IAM and DCD Availability Issues

Incident Report for IONOS Cloud

Postmortem

We have finished our research into this incident and want so share the following Root Cause Analysis:

What happened?

On January 27, 2026, a storage incident occurred in our Berlin region, leading to I/O performance degradation. This impacted the availability of management and customer-facing services.

How did this happen? (Technical Root Cause)

The incident was triggered during a scheduled maintenance window involving updates to parts of our supporting infrastructure..

Initialization Failure: Following a node reboot, several storage daemons failed to reconnect due to a configuration mismatch stemming from a previous hardware replacement.
Operational Error: During the troubleshooting process, a manual command was executed to clear stale storage entries. This command inadvertently removed active storage components from other nodes while the cluster was already in a vulnerable, degraded state.
Performance Impact: The loss of these additional components resulted in the temporary unavailability of specific data segments. This caused a "hang" in I/O operations for some management services relying on that storage, leading to timeouts and service interruptions. Unexpectedly, two failover instances did not behave nominally, which led to the short-term impact on the IAM (auth management) system. Full functionality was restored once engineers recovered the missing storage components and initiated a cluster-wide data rebalancing.

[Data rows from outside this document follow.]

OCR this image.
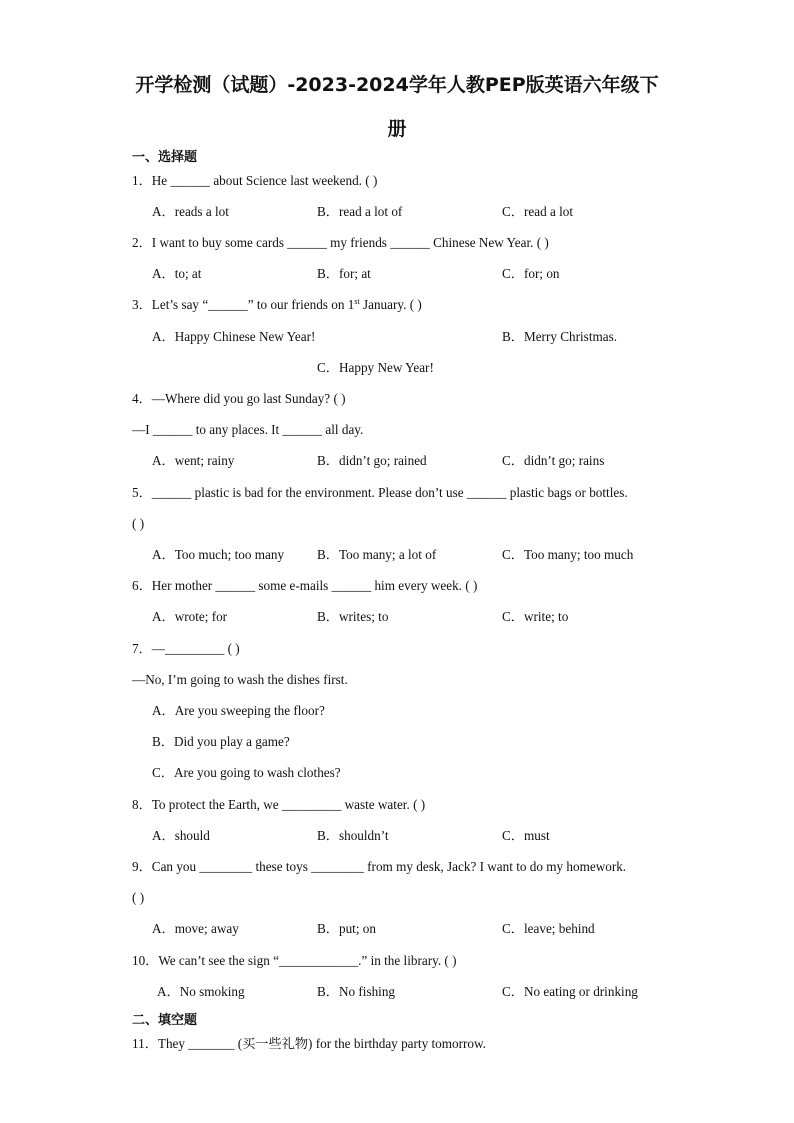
开学检测（试题）-2023-2024学年人教PEP版英语六年级下
册
一、选择题
1．He ______ about Science last weekend. ( )
A．reads a lot	B．read a lot of	C．read a lot
2．I want to buy some cards ______ my friends ______ Chinese New Year. ( )
A．to; at	B．for; at	C．for; on
3．Let’s say “______” to our friends on 1st January. ( )
A．Happy Chinese New Year!	B．Merry Christmas.
C．Happy New Year!
4．—Where did you go last Sunday? ( )
—I ______ to any places. It ______ all day.
A．went; rainy	B．didn’t go; rained	C．didn’t go; rains
5．______ plastic is bad for the environment. Please don’t use ______ plastic bags or bottles.
( )
A．Too much; too many B．Too many; a lot of	C．Too many; too much
6．Her mother ______ some e-mails ______ him every week. ( )
A．wrote; for	B．writes; to	C．write; to
7．—_________ ( )
—No, I’m going to wash the dishes first.
A．Are you sweeping the floor?
B．Did you play a game?
C．Are you going to wash clothes?
8．To protect the Earth, we _________ waste water. ( )
A．should	B．shouldn’t	C．must
9．Can you ________ these toys ________ from my desk, Jack? I want to do my homework.
( )
A．move; away	B．put; on	C．leave; behind
10．We can’t see the sign “____________.” in the library. ( )
A．No smoking	B．No fishing	C．No eating or drinking
二、填空题
11．They _______ (买一些礼物) for the birthday party tomorrow.
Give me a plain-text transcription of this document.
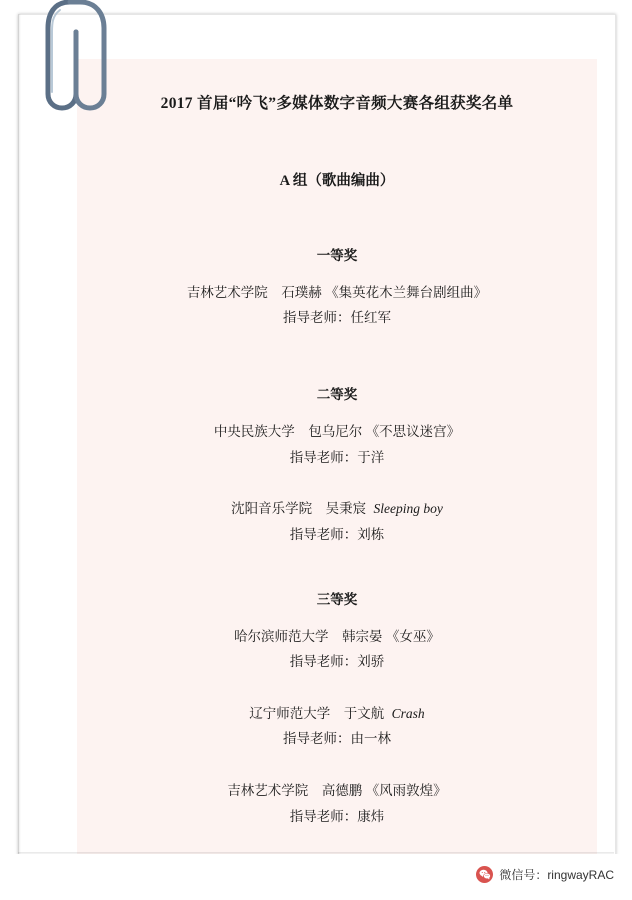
2017 首届“吟飞”多媒体数字音频大赛各组获奖名单
A 组（歌曲编曲）
一等奖

吉林艺术学院 石璞赫 《集英花木兰舞台剧组曲》

指导老师：任红军

二等奖

中央民族大学 包乌尼尔 《不思议迷宫》

指导老师：于洋

沈阳音乐学院 吴秉宸 Sleeping boy

指导老师：刘栋

三等奖

哈尔滨师范大学 韩宗晏 《女巫》

指导老师：刘骄

辽宁师范大学 于文航 Crash

指导老师：由一林

吉林艺术学院 高德鹏 《风雨敦煌》

指导老师：康炜

微信号：ringwayRAC
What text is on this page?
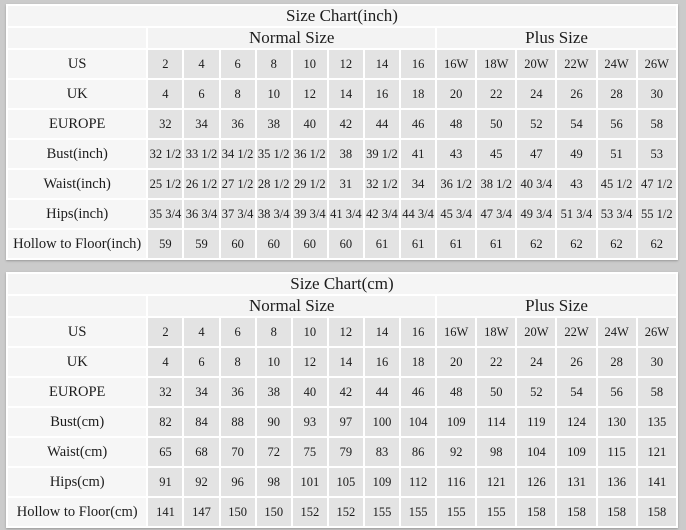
Size Chart(inch)														
	Normal Size								Plus Size					
US	2	4	6	8	10	12	14	16	16W	18W	20W	22W	24W	26W
UK	4	6	8	10	12	14	16	18	20	22	24	26	28	30
EUROPE	32	34	36	38	40	42	44	46	48	50	52	54	56	58
Bust(inch)	32 1/2	33 1/2	34 1/2	35 1/2	36 1/2	38	39 1/2	41	43	45	47	49	51	53
Waist(inch)	25 1/2	26 1/2	27 1/2	28 1/2	29 1/2	31	32 1/2	34	36 1/2	38 1/2	40 3/4	43	45 1/2	47 1/2
Hips(inch)	35 3/4	36 3/4	37 3/4	38 3/4	39 3/4	41 3/4	42 3/4	44 3/4	45 3/4	47 3/4	49 3/4	51 3/4	53 3/4	55 1/2
Hollow to Floor(inch)	59	59	60	60	60	60	61	61	61	61	62	62	62	62
Size Chart(cm)														
	Normal Size								Plus Size					
US	2	4	6	8	10	12	14	16	16W	18W	20W	22W	24W	26W
UK	4	6	8	10	12	14	16	18	20	22	24	26	28	30
EUROPE	32	34	36	38	40	42	44	46	48	50	52	54	56	58
Bust(cm)	82	84	88	90	93	97	100	104	109	114	119	124	130	135
Waist(cm)	65	68	70	72	75	79	83	86	92	98	104	109	115	121
Hips(cm)	91	92	96	98	101	105	109	112	116	121	126	131	136	141
Hollow to Floor(cm)	141	147	150	150	152	152	155	155	155	155	158	158	158	158
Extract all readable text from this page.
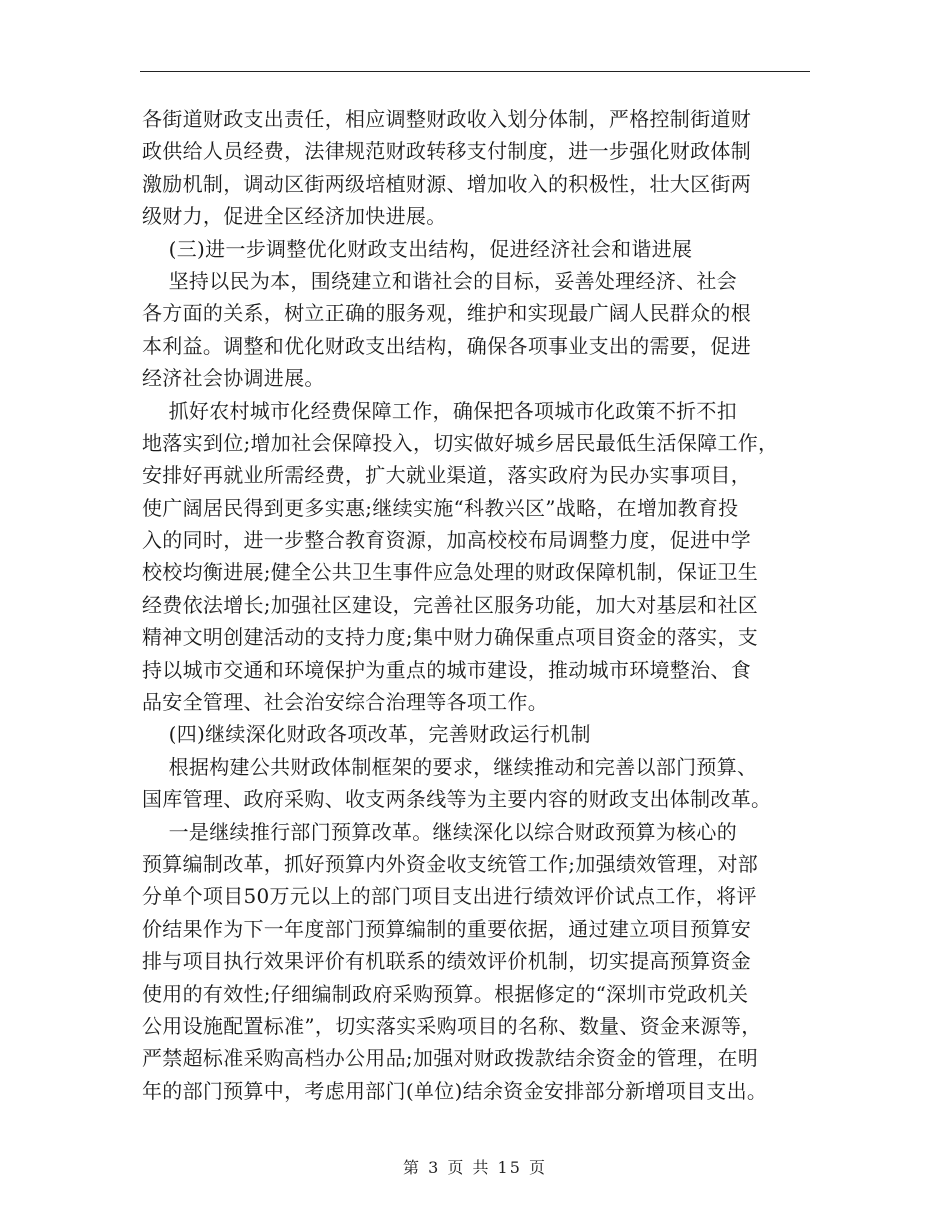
各街道财政支出责任，相应调整财政收入划分体制，严格控制街道财
政供给人员经费，法律规范财政转移支付制度，进一步强化财政体制
激励机制，调动区街两级培植财源、增加收入的积极性，壮大区街两
级财力，促进全区经济加快进展。
(三)进一步调整优化财政支出结构，促进经济社会和谐进展
坚持以民为本，围绕建立和谐社会的目标，妥善处理经济、社会
各方面的关系，树立正确的服务观，维护和实现最广阔人民群众的根
本利益。调整和优化财政支出结构，确保各项事业支出的需要，促进
经济社会协调进展。
抓好农村城市化经费保障工作，确保把各项城市化政策不折不扣
地落实到位;增加社会保障投入，切实做好城乡居民最低生活保障工作，
安排好再就业所需经费，扩大就业渠道，落实政府为民办实事项目，
使广阔居民得到更多实惠;继续实施“科教兴区”战略，在增加教育投
入的同时，进一步整合教育资源，加高校校布局调整力度，促进中学
校校均衡进展;健全公共卫生事件应急处理的财政保障机制，保证卫生
经费依法增长;加强社区建设，完善社区服务功能，加大对基层和社区
精神文明创建活动的支持力度;集中财力确保重点项目资金的落实，支
持以城市交通和环境保护为重点的城市建设，推动城市环境整治、食
品安全管理、社会治安综合治理等各项工作。
(四)继续深化财政各项改革，完善财政运行机制
根据构建公共财政体制框架的要求，继续推动和完善以部门预算、
国库管理、政府采购、收支两条线等为主要内容的财政支出体制改革。
一是继续推行部门预算改革。继续深化以综合财政预算为核心的
预算编制改革，抓好预算内外资金收支统管工作;加强绩效管理，对部
分单个项目50万元以上的部门项目支出进行绩效评价试点工作，将评
价结果作为下一年度部门预算编制的重要依据，通过建立项目预算安
排与项目执行效果评价有机联系的绩效评价机制，切实提高预算资金
使用的有效性;仔细编制政府采购预算。根据修定的“深圳市党政机关
公用设施配置标准”，切实落实采购项目的名称、数量、资金来源等，
严禁超标准采购高档办公用品;加强对财政拨款结余资金的管理，在明
年的部门预算中，考虑用部门(单位)结余资金安排部分新增项目支出。
第 3 页 共 15 页
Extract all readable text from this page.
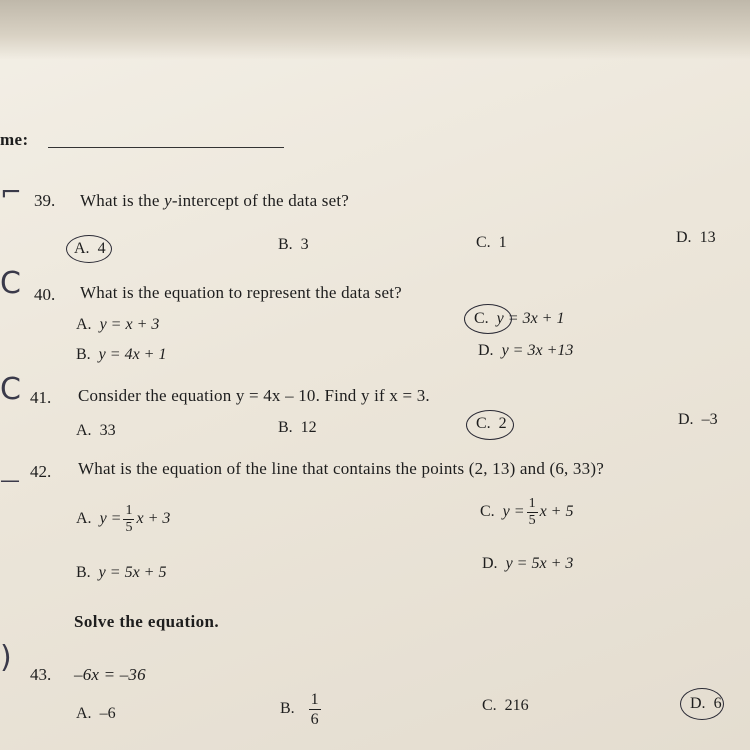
me:
⌐ 39. What is the y-intercept of the data set?
A. 4	B. 3	C. 1	D. 13
C 40. What is the equation to represent the data set?
A. y = x + 3
B. y = 4x + 1
C. y = 3x + 1
D. y = 3x +13
C 41. Consider the equation y = 4x – 10. Find y if x = 3.
A. 33	B. 12	C. 2	D. –3
— 42. What is the equation of the line that contains the points (2, 13) and (6, 33)?
A. $y = \frac{1}{5}$ x + 3
B. y = 5x + 5
C. $y = \frac{1}{5}$ x + 5
D. y = 5x + 3
Solve the equation.
) 43. –6x = –36
A. –6	B. $\frac{1}{6}$	C. 216	D. 6
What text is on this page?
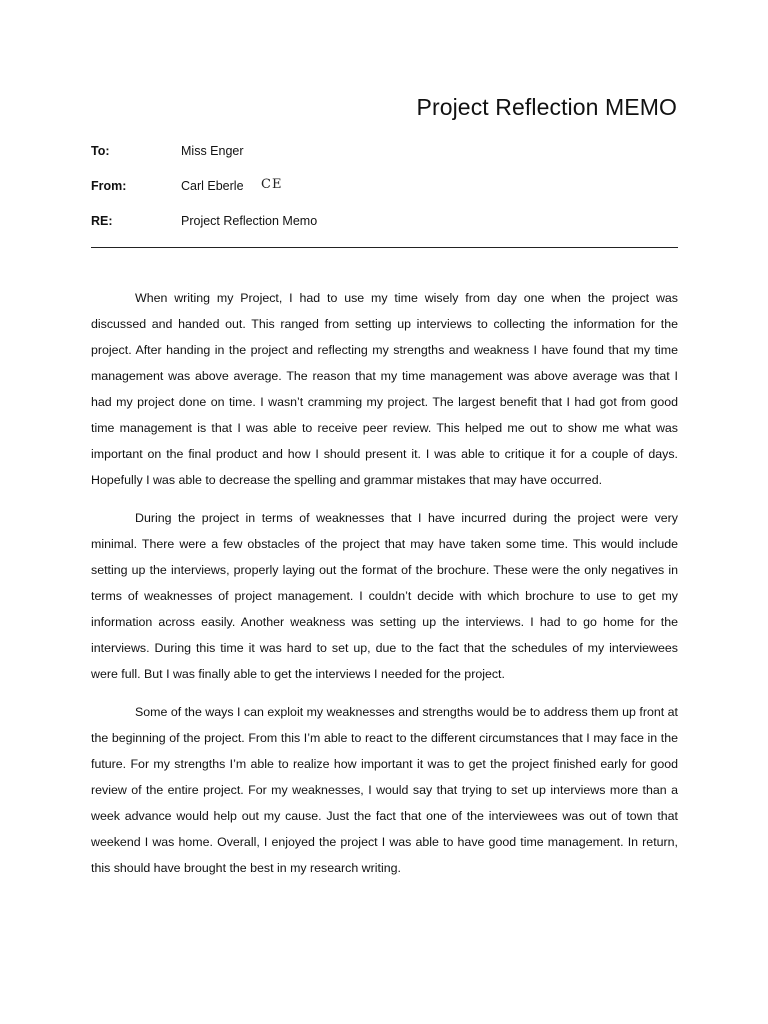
Project Reflection MEMO
To:	Miss Enger
From:	Carl Eberle CE
RE:	Project Reflection Memo

When writing my Project, I had to use my time wisely from day one when the project was discussed and handed out. This ranged from setting up interviews to collecting the information for the project. After handing in the project and reflecting my strengths and weakness I have found that my time management was above average. The reason that my time management was above average was that I had my project done on time. I wasn’t cramming my project. The largest benefit that I had got from good time management is that I was able to receive peer review. This helped me out to show me what was important on the final product and how I should present it. I was able to critique it for a couple of days. Hopefully I was able to decrease the spelling and grammar mistakes that may have occurred.

During the project in terms of weaknesses that I have incurred during the project were very minimal. There were a few obstacles of the project that may have taken some time. This would include setting up the interviews, properly laying out the format of the brochure. These were the only negatives in terms of weaknesses of project management. I couldn’t decide with which brochure to use to get my information across easily. Another weakness was setting up the interviews. I had to go home for the interviews. During this time it was hard to set up, due to the fact that the schedules of my interviewees were full. But I was finally able to get the interviews I needed for the project.

Some of the ways I can exploit my weaknesses and strengths would be to address them up front at the beginning of the project. From this I’m able to react to the different circumstances that I may face in the future. For my strengths I’m able to realize how important it was to get the project finished early for good review of the entire project. For my weaknesses, I would say that trying to set up interviews more than a week advance would help out my cause. Just the fact that one of the interviewees was out of town that weekend I was home. Overall, I enjoyed the project I was able to have good time management. In return, this should have brought the best in my research writing.
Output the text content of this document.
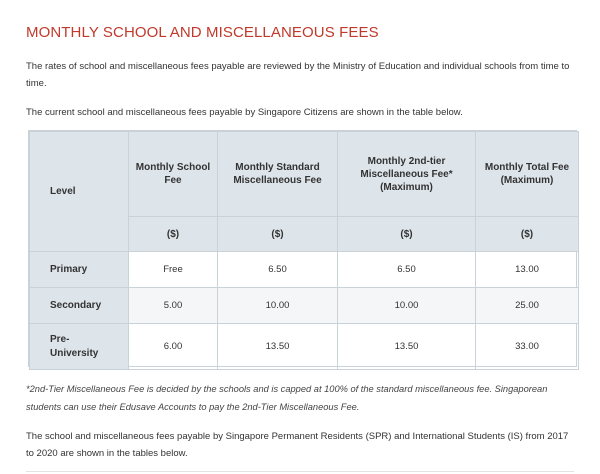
MONTHLY SCHOOL AND MISCELLANEOUS FEES
The rates of school and miscellaneous fees payable are reviewed by the Ministry of Education and individual schools from time to time.
The current school and miscellaneous fees payable by Singapore Citizens are shown in the table below.
Level	Monthly School Fee	Monthly Standard Miscellaneous Fee	Monthly 2nd-tier Miscellaneous Fee* (Maximum)	Monthly Total Fee (Maximum)
	($)	($)	($)	($)
Primary	Free	6.50	6.50	13.00
Secondary	5.00	10.00	10.00	25.00
Pre-University	6.00	13.50	13.50	33.00
*2nd-Tier Miscellaneous Fee is decided by the schools and is capped at 100% of the standard miscellaneous fee. Singaporean students can use their Edusave Accounts to pay the 2nd-Tier Miscellaneous Fee.
The school and miscellaneous fees payable by Singapore Permanent Residents (SPR) and International Students (IS) from 2017 to 2020 are shown in the tables below.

At no point systems that are handling or storing customer data were directly involved in this incident, however, our IAM services were affected by the performance impact of the incident, leading to customer facing service outage for the DCD login.

What are we doing to prevent this from happening again?

To increase the resilience of our internal supporting infrastructure and minimize the impact of human error, we are reviewing and strengthening the following measures:

Refinement of Hardware Procedures: We are updating our disk replacement and decommissioning workflows to include more robust verification steps, ensuring hardware identifiers remain consistent through system reboots.
Guardrails for Management Commands: We are implementing software safeguards and updated standard operating procedures (SOPs) to restrict high-impact cluster commands while a storage environment is already showing signs of degradation.
Redundancy Improvements: We are conducting a review of services that experienced failover issues to ensure that a local disruption does not impact global service availability.

Posted Feb 02, 2026 - 16:16 UTC

Resolved

We are marking this incident as resolved. We will compile a Root Cause Analysis and will publish it as an update to this incident.

Posted Jan 27, 2026 - 18:55 UTC

Monitoring

We have recovered the affected Object Storage and are currently monitoring the recovery of affected systems and services.

Posted Jan 27, 2026 - 18:24 UTC

Update

We have recovered the affected Object Storage and are currently monitoring the recovery of affected systems and services.

Posted Jan 27, 2026 - 18:24 UTC

Update

We have traced the issue to an internal object storage system. Our infrastructure team is currently working on recovery. At this time, users may continue to experience DCD login issues, IAM service disruptions, and delays or errors related to provisioning. We see no evidence of further user-facing network issues and are updating the status accordingly.

Posted Jan 27, 2026 - 17:57 UTC

Identified

We have identified a connectivity issue preventing our identity service to reach an upstream database. Our Operations Team is currently working to mitigate the connectivity issue. We will be updating this page regularly to keep you informed about our progress.

Posted Jan 27, 2026 - 17:08 UTC

Update

We are continuing to investigate this issue.

Posted Jan 27, 2026 - 16:37 UTC

Investigating

We are currently investigating alerts related to DCD and IAM service availability in TXL DC

Posted Jan 27, 2026 - 16:35 UTC

This incident affected: APIs and Frontends (Data Center Designer (DCD)) and Location DE/TXL (Network, Provisioning).